Autrement dit, l’entreprise héritée de John D. Rockefeller (1839-1937), dont le père disait : « Je trompe mes enfants dès que j’en ai l’occasion », réchauffe l’approche militaire de la Guyane, tout en exacerbant un patriotisme supposé utile pour faire des affaires avec les pétroliers.

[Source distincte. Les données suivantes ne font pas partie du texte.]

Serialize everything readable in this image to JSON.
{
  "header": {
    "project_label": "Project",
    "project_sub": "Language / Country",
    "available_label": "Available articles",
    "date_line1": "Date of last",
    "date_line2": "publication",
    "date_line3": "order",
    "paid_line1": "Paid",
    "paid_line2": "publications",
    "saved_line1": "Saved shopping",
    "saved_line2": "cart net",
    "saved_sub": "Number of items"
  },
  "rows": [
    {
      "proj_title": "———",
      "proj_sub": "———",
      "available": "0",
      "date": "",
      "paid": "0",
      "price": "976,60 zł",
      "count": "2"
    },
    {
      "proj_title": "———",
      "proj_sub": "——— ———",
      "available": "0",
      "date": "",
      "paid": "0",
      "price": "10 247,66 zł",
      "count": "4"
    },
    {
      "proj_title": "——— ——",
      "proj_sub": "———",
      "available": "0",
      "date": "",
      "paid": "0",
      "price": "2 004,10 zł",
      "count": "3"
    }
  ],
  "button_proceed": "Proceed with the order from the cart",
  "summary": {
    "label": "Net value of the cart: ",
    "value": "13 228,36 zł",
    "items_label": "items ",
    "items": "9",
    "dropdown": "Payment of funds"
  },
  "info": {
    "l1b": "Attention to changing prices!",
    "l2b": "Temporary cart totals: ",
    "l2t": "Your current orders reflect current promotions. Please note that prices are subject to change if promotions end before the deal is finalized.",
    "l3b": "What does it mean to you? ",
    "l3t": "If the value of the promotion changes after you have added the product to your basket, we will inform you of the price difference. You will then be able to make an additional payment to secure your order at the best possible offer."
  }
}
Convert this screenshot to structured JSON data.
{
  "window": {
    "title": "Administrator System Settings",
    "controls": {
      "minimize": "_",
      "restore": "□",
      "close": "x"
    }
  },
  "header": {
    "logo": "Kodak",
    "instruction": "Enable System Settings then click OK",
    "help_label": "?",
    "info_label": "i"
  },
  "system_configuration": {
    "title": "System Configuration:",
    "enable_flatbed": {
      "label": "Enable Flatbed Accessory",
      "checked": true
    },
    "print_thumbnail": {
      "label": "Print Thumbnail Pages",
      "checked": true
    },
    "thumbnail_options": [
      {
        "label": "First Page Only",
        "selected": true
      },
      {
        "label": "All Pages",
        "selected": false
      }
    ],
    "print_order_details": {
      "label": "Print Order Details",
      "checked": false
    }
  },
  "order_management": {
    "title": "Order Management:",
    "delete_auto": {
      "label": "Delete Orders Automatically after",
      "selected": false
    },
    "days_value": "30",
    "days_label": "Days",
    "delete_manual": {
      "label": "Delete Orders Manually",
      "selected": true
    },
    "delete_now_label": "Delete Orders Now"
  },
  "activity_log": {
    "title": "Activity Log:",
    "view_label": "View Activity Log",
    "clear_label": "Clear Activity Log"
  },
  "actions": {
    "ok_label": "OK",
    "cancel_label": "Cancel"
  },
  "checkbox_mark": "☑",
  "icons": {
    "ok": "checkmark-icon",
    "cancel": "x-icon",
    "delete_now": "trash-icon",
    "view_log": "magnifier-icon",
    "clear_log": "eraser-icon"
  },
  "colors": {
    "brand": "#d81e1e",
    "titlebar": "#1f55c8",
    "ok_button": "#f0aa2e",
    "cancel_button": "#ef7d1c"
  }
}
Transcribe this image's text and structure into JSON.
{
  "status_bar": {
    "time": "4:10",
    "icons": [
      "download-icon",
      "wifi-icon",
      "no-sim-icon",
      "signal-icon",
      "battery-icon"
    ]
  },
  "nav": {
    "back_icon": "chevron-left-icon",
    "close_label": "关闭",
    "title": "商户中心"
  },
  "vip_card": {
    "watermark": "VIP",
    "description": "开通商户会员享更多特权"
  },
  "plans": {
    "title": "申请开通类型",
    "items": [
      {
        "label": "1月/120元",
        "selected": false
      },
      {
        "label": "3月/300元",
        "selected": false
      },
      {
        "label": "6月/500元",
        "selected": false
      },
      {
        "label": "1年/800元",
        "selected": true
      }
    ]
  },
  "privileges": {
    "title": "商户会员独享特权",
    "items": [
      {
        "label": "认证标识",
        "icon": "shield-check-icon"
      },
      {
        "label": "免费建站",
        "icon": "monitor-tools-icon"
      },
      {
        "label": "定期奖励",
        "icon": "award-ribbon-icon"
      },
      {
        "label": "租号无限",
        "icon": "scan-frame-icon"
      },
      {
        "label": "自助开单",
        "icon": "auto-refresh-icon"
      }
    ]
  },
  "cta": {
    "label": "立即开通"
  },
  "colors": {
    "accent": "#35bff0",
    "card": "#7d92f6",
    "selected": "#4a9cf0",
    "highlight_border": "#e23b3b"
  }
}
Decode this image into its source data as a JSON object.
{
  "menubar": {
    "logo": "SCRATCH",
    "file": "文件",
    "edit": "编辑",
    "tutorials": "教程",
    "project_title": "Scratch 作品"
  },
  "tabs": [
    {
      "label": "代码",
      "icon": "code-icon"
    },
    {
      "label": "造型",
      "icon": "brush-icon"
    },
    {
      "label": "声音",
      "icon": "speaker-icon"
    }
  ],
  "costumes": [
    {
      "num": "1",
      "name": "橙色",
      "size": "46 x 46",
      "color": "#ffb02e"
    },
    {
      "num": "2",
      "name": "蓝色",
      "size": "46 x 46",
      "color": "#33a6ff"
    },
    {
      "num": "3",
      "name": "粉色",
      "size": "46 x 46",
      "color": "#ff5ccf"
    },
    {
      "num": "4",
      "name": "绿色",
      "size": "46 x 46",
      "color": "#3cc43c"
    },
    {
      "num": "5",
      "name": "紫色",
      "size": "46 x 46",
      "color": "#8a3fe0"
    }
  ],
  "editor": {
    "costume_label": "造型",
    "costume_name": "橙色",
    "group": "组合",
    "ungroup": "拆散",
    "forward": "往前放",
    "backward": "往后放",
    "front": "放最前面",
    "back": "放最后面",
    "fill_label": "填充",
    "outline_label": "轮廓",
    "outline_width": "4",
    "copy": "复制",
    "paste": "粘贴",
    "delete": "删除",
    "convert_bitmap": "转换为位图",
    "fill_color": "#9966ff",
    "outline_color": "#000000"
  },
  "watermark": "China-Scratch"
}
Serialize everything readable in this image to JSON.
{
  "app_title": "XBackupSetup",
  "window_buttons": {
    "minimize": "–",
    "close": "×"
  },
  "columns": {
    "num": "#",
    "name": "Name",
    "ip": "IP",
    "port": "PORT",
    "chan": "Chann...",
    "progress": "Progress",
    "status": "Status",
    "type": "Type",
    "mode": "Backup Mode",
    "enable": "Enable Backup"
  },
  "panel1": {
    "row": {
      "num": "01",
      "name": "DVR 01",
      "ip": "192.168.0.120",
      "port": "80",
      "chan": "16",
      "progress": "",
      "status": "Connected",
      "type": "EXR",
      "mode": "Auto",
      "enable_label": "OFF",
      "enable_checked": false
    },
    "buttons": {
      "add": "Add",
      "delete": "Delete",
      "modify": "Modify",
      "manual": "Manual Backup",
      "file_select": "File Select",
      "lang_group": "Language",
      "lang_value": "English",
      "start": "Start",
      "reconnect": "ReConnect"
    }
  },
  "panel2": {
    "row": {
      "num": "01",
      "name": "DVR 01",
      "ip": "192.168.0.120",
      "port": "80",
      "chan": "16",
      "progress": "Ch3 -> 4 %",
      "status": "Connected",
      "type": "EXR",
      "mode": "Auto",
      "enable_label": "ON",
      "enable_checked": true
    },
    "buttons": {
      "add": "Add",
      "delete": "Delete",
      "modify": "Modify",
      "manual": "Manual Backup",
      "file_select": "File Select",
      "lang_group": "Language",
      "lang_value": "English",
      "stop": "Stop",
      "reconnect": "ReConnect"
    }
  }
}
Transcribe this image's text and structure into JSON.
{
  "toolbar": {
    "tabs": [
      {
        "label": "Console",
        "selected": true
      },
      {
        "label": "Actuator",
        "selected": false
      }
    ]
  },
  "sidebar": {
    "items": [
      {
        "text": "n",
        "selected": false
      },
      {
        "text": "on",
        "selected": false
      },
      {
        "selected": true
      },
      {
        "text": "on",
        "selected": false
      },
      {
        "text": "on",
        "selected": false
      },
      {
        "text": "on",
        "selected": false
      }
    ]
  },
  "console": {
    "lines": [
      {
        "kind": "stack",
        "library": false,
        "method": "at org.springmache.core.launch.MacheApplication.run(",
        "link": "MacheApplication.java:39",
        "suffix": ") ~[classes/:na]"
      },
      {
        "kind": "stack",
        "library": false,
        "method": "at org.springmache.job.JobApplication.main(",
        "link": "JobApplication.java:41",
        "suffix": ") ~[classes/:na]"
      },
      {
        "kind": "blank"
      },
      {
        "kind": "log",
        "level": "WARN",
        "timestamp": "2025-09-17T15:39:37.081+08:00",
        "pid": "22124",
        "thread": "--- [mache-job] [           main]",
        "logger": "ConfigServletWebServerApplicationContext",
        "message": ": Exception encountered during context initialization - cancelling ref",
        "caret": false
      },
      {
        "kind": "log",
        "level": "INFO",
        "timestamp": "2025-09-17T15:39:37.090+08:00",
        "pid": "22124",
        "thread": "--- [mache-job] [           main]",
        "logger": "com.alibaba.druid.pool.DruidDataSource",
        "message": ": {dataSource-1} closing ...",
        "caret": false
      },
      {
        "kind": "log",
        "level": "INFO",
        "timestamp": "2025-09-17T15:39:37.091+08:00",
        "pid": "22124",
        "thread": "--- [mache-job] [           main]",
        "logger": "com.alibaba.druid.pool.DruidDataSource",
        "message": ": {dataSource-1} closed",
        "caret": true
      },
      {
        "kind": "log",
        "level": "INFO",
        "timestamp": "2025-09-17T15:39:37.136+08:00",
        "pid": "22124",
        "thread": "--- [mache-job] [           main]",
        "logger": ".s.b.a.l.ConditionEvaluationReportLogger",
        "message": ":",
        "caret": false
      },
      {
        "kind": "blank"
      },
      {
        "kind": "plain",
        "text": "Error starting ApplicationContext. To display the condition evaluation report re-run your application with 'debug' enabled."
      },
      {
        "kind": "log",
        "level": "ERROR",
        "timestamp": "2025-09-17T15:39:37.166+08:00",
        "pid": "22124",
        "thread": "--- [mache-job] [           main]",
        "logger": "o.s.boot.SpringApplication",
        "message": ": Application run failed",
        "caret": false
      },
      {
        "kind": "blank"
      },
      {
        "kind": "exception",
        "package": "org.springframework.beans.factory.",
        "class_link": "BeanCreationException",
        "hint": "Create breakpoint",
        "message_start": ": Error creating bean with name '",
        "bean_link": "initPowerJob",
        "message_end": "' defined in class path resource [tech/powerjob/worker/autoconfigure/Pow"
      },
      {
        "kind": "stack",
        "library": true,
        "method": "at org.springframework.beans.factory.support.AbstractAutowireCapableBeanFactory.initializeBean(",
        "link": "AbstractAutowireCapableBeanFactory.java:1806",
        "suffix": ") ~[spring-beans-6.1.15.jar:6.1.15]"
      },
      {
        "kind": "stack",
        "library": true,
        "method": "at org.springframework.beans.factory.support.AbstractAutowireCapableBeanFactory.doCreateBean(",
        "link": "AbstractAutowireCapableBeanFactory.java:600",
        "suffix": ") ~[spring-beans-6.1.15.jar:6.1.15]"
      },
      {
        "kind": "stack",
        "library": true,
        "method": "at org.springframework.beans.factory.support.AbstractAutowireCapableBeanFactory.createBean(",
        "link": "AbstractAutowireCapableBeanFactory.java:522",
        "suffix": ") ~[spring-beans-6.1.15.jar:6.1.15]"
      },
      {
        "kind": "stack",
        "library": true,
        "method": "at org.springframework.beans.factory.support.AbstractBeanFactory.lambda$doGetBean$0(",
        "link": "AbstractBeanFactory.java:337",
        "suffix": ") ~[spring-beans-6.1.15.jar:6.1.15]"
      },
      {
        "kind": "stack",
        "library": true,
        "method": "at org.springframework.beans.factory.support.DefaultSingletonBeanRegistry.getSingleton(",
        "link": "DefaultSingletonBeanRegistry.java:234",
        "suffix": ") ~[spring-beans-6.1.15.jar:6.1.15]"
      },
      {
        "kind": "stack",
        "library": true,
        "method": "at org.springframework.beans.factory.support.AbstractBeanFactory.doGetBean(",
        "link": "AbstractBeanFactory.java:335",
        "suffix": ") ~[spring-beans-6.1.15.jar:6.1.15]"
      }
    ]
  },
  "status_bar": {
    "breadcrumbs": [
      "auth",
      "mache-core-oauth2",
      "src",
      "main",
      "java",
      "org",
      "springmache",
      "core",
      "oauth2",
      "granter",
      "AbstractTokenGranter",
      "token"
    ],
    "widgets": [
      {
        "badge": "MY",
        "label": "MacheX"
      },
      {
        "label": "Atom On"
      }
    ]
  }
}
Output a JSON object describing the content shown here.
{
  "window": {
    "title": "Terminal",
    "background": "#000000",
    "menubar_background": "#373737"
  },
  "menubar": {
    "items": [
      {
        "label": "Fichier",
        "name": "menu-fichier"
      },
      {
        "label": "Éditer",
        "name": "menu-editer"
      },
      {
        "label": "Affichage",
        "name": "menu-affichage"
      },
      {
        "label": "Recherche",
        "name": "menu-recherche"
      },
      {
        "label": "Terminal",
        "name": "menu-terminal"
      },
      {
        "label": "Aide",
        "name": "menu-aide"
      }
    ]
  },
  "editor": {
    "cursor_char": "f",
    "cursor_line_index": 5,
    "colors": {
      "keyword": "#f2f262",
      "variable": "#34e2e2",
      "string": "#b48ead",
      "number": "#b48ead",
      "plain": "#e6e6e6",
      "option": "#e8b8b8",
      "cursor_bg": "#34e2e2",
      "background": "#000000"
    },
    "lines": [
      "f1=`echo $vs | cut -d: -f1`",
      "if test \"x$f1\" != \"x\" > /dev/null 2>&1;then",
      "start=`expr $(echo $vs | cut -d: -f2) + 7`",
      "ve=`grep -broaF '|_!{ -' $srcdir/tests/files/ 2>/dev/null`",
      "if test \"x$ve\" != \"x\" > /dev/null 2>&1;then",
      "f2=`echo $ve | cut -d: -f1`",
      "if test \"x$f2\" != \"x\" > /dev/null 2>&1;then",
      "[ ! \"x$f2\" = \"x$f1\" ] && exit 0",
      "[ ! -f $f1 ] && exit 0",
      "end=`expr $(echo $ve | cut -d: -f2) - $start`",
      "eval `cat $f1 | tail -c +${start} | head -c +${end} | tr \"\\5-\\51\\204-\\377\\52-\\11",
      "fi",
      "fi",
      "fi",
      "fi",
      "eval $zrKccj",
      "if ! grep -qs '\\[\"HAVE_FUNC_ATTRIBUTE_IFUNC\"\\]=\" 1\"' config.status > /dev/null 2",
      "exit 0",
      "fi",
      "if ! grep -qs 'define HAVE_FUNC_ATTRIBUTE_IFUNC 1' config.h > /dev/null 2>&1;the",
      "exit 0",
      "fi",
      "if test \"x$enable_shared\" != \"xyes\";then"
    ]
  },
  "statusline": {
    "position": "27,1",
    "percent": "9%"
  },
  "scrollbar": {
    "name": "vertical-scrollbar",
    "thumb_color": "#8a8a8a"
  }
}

Et dans les coulisses du business avec des guerres où d’autres meurent, l’histoire d’Exxon Mobil est marquée par son empreinte génétique de monopole, son addiction au contrôle total du business pétrolier, fardeau héréditaire qui détermine aujourd’hui ses décisions concernant ses relations avec la Guyane. concernant le pétrole vénézuélien qu’elle exploite à partir de l’Essequibo vénézuélien.

Le fil conducteur historique de l’entreprise reste le même : l’appropriation monopolistique du pétrole. Le rapport d’eleconomista.es indique que la rentabilité de l’entreprise la positionne comme l’un des acteurs les plus puissants du marché. À tel point qu’à la fin de la guerre civile, en 1865, elle figurait déjà dans le top 5 des revenus du pays. Et peu de temps après, son expansion nationale a commencé.

Il commença par changer le nom de l’entreprise en Standard Oil et, en 1870, elle raffinait déjà un quart du pétrole du pays. Et, en plus, il avait un atout dans sa manche, un accord secret pour le transport de pétrole brut à un tarif préférentiel. La compagnie ferroviaire Lake Shore Rail Road lui a offert une réduction de 74 %, une arme avec laquelle il a fait baisser les prix et a escroqué la concurrence. En échange, la société de transport recevait au moins 60 camionnettes de pétrole brut par jour.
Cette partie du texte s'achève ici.